I am a Kenyan woman. Of course, I am scared to walk alone in the dark.
Of course, I am apprehensive about my interactions with men.
Of course, the constant fear of femicide haunts me. Not just for myself, but my young child too.
I mean, how could it not?
Femicide in Kenya: An Unfolding National Emergency
From January to April 2025 alone, 129 women have been murdered, most by people they knew: husbands, boyfriends, acquaintances.
According to a chilling analysis by the Africa Data Hub, of over 930 female murders reviewed, 628 met the United Nations Office on Drugs and Crime (UNODC) definition of femicide: gender-motivated killings of women and girls, often preceded by a pattern of abuse, domestic violence, and coercive control.

These aren’t random crimes,
- 77% of these murders were committed by someone the victim knew, and
- 68% were intimate partners.
A growing number of these cases, 77% as of 2024, also involved sexual assault before the murder. The perpetrators? Primarily men between 18 and 35 years old. The victims? Young women between 18 to 35 years, some even younger. Children.

Many of these women died in places that were supposed to be safe, in their homes or with partners in lodgings and Airbnbs. Their bodies brutalized and violated. Over time, there are increasing cases of bodies being found in sacks and dumped along roads, in thickets, or in abandoned buildings.

Femicide in Kenya: The Fight Continues
On January 27th, 2024, Kenyan streets fell into a solemn rhythm of grief, resistance, and collective defiance. Women from all walks of life, allies, civil society organizations, and human rights defenders staged the Total Shutdown Protest.
With banners reading “We will not be silenced!” and “Stop killing us!”, it was a cry from the depths of a nation that has failed its women time and again. Protest chants echoed:“Stop killing women!”“End femicide!”“She was someone!”
And yet, months later, the statistics continue to haunt.

Why Femicide Happens in Kenya
Femicide doesn’t erupt from nowhere. It thrives in a society where violence against women is normalized, where love is equated with possession. Where saying no can be a death sentence.
Common causes include:
- Domestic disputes over finances, jealousy, or refusal of sex.
- Sexual violence, often by known perpetrators.
- Cultural practices like forced marriages or harmful expectations around female submission.
Too many women are blamed for their deaths because of what they wore, who they dated, or where they went.
But again I ask myself, what about that 7-year-old girl who was raped and murdered? Is it because of what she wore?

And Justice?
Verdicts handed out in 2024 took an average of 4.01 years, spanning from the first court appearance to the final verdict. Up from the 3.6-year average between 2016 to 2023. All while the victim’s families suffer, and the perpetrators roam freely.
Kenya has laws in place, but it is the implementation and enforcement that remain a huge challenge to justice. Too many cases stall, get buried in bureaucracy, or are dismissed entirely.
What Can Be Done?
Tackling femicide will require getting to the heart of the problem, figuring out how to stop women from being killed.
This is no longer about young men and unemployment, it’s about a deep-rooted cultural issue, a misogyny that transcends generations.
We need:
- Early education that challenges gender stereotypes.
- Support systems for survivors.
- Laws that do not just exist on paper but are enforced.
- A justice system that does not make women wait four years for closure.
- Public solidarity. Female rage. Collective memory. Relentless action.
Addressing femicide means confronting the norms, attitudes, and beliefs that enable misogyny to persist across all ages.

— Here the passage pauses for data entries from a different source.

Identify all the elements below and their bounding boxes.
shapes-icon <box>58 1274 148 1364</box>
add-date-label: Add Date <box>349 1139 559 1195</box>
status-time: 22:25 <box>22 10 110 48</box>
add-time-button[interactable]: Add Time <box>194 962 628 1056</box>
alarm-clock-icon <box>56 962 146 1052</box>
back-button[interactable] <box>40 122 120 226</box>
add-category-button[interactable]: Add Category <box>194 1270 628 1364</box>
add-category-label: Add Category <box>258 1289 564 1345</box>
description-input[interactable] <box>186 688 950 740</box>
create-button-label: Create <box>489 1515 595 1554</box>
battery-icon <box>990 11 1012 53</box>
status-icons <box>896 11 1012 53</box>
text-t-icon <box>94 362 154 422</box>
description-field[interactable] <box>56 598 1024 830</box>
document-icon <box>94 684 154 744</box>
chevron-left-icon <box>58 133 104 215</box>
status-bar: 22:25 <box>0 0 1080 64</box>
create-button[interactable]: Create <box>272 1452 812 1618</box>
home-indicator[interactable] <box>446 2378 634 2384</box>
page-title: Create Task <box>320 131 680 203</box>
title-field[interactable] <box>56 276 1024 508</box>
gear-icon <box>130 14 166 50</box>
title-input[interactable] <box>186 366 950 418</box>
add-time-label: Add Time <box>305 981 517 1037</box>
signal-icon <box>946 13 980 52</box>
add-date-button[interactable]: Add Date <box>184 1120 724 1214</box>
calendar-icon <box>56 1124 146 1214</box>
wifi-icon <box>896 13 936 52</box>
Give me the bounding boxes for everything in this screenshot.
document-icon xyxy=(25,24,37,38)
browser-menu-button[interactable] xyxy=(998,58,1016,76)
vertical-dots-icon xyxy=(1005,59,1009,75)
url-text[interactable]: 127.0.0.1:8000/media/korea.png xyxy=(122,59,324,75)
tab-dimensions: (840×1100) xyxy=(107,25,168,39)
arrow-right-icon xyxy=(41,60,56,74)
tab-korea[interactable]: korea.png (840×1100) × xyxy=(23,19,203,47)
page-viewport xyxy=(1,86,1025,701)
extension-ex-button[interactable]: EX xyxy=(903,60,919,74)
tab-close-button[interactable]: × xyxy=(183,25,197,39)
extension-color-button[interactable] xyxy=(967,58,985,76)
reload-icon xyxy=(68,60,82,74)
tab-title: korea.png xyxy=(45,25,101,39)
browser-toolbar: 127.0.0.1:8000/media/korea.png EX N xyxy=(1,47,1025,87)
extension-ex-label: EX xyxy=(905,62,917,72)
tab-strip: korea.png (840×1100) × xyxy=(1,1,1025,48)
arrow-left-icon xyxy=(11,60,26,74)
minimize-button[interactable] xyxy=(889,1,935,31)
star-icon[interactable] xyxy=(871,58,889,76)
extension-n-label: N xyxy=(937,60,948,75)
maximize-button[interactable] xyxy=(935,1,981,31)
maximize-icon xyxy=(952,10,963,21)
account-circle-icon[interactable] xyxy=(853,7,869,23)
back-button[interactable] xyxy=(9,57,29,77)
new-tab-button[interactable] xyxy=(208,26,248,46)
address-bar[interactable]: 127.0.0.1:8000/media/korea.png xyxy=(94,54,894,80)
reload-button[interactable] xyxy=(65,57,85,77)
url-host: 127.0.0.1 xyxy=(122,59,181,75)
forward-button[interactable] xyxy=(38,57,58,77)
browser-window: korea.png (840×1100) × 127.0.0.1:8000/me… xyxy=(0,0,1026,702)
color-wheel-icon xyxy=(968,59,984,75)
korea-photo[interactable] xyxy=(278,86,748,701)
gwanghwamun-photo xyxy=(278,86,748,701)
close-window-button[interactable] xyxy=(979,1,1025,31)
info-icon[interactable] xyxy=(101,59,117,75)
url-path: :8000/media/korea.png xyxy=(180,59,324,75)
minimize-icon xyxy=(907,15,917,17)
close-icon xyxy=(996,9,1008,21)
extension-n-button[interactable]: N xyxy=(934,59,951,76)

Project Red Lipstick: Because Silence is Not an Option
In response to this brutal reality, Ogilvy Africa has launched Project Red Lipstick by partnering with Usikimiye to launch a national campaign using a symbol of bold femininity to protest an ugly truth.
Red lipstick, once a sign of beauty, is now a mark of mourning. A defiant symbol painted on lips to say:“I see you. I remember you. I fight for you.”
Project Red Lipstick is not just about awareness. It’s about making femicide a legally distinct crime in Kenya, with real consequences. It’s about pushing for justice, solidarity, and societal change.

Call To Action
Right now, the project is running a national petition demanding that the Kenyan government declare femicide a crime.
Signing takes less than 60 seconds, but your signature could help save lives.
And, finally
Let us no longer be afraid to name the problem.Let us no longer be afraid to say his name, not just hers. Let us no longer wait for another body to be found in a sack before we act.
Because she was someone. Because she deserved to live. Because we deserve better.
She was never heard. Will you listen now?